En los días posteriores a la emergencia, el papa León XIV expresó públicamente su cercanía con las comunidades afectadas y promovió la oración y la solidaridad con quienes enfrentan las consecuencias de la tragedia. La nueva misión diplomática de Accattino comenzará, de esta manera, en medio de un contexto que también ha movilizado la respuesta pastoral y humanitaria de la Iglesia colombiana.
La Conferencia Episcopal de Colombia agradeció al pontífice la designación y manifestó su disposición para recibir próximamente al nuevo Nuncio Apostólico. Los obispos colombianos también expresaron su intención de continuar fortaleciendo junto a él los vínculos entre la Iglesia en Colombia y la Santa Sede.

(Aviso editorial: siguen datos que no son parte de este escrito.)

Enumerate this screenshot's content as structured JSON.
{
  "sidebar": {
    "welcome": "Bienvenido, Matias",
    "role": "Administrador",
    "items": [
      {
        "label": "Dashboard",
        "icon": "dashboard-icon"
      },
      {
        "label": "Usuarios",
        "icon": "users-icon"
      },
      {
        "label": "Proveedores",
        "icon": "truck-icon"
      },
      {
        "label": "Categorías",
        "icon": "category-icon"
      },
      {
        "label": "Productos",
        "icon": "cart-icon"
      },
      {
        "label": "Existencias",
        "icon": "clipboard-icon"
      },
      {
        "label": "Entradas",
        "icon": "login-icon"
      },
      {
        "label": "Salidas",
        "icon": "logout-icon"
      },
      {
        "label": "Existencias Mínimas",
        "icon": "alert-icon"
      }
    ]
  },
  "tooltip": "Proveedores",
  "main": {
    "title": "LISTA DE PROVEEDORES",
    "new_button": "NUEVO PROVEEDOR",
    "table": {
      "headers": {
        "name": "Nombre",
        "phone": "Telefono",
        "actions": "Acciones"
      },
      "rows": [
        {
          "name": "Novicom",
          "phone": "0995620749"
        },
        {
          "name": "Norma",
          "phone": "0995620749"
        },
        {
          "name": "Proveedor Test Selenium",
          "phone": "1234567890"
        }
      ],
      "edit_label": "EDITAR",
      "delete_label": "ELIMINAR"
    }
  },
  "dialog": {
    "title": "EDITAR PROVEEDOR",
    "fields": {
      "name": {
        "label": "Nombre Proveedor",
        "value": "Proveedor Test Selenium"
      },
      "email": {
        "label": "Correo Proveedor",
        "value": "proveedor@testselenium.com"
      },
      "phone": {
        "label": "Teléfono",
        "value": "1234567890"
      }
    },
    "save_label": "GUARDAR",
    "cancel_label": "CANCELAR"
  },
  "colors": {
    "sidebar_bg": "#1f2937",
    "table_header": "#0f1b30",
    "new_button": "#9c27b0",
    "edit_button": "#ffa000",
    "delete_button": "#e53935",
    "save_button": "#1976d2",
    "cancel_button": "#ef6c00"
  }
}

Con la llegada de monseñor Angelo Accattino comienza una nueva etapa para la representación diplomática del Vaticano en Colombia. El arzobispo italiano, con más de dos décadas de servicio diplomático y experiencia directa en América Latina, tendrá ahora la responsabilidad de representar al papa León XIV y acompañar las relaciones de la Santa Sede con el Estado y con la Iglesia Católica colombiana.